Wednesday, October 27, 2010

Zeti Says: No Sudden Moves

On Bloomberg today:

Malaysia’s Zeti Doesn’t Want ‘Sudden’ Currency Moves

Oct. 27 (Bloomberg) -- Malaysian central bank Governor Zeti Akhtar Aziz said she doesn’t want to see sudden currency moves and expressed concern that global policy makers may rely too much on exchange-rate changes to deliver sustainable growth…

…Bank Negara Malaysia should watch the ringgit’s “underlying trend” and wants gradual moves, Zeti said. Malaysia’s currency reached a 13-year high this month.

“There’s an over-focus on the exchange rate for adjustment to take place,” Zeti, who helped oversaw [sic] the removal of Malaysian currency controls in 2005, said in a Bloomberg Television interview broadcast today. “If you want to unwind global imbalances, it should comprise of adjustment in demand, in prices and in the exchange rate. If we overly rely on any one of these, it’s destabilizing for the global economy.”…

…“The underlying trend for us has been an appreciating currency,” Zeti said. “But, in order for the currency to reflect the underlying fundamentals, this has to take place over a period of time. We don’t want to see sudden movements. It has to be a gradual adjustment.”

…Malaysia’s currency has appreciated 10.3 percent this year, the second-best performance in Asia excluding Japan, even as the government reported that the nation’s export growth slowed every month since March. The Thai baht gained 11.5 percent to also trade near its strongest level since 1997.

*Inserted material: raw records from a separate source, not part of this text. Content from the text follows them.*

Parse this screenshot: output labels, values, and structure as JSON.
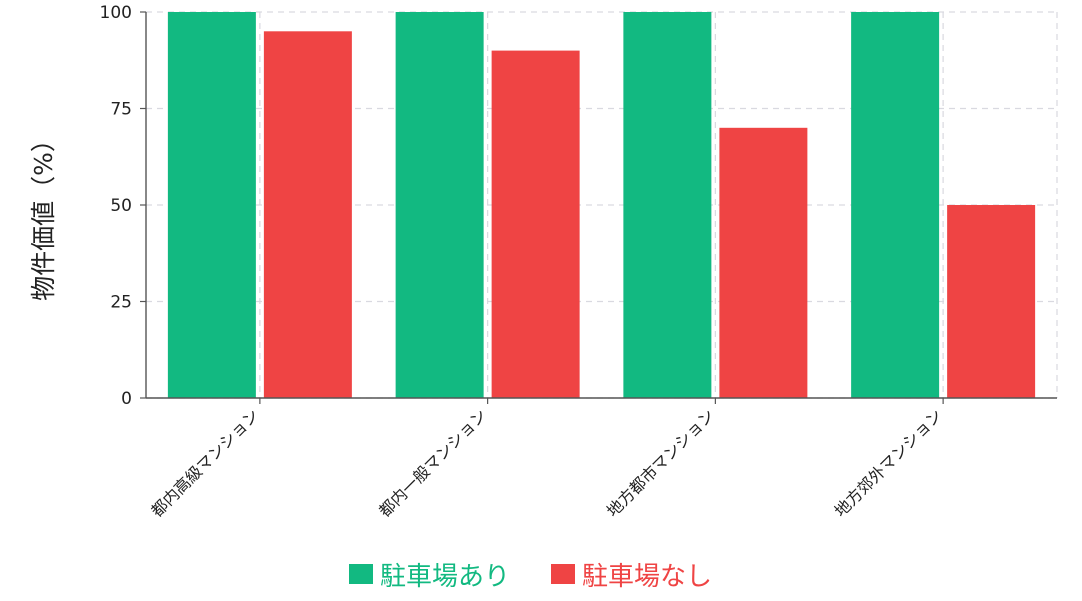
{
  "chart_data": {
    "type": "bar",
    "title": "",
    "xlabel": "",
    "ylabel": "物件価値（%）",
    "ylim": [
      0,
      100
    ],
    "yticks": [
      "0",
      "25",
      "50",
      "75",
      "100"
    ],
    "categories": [
      "都内高級マンション",
      "都内一般マンション",
      "地方都市マンション",
      "地方郊外マンション"
    ],
    "series": [
      {
        "name": "駐車場あり",
        "color": "#12b981",
        "values": [
          100,
          100,
          100,
          100
        ]
      },
      {
        "name": "駐車場なし",
        "color": "#ef4444",
        "values": [
          95,
          90,
          70,
          50
        ]
      }
    ],
    "grid": true,
    "legend_position": "bottom-center"
  }
}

The way I read this is that BNM is comfortable with a Ringgit appreciation, but will intervene if it moves too fast in either direction. What the parameters might be for BNM to intervene in the Ringgit exchange rate remains unsaid, though an examination of daily trading ranges might yield some insight.

I was of the opinion that the Ringgit was slightly overvalued at the end of 2007, which somewhat justifies the pullback that we saw in early 2008. Now, two years down the road and with recovery well-entrenched, I’d say its now close to fair value over the short term, but with a medium term bias towards strengthening further. With the forex market’s tendency to overshoot, I wouldn’t bet against a breach of the RM3.00 to the USD level by early 2011.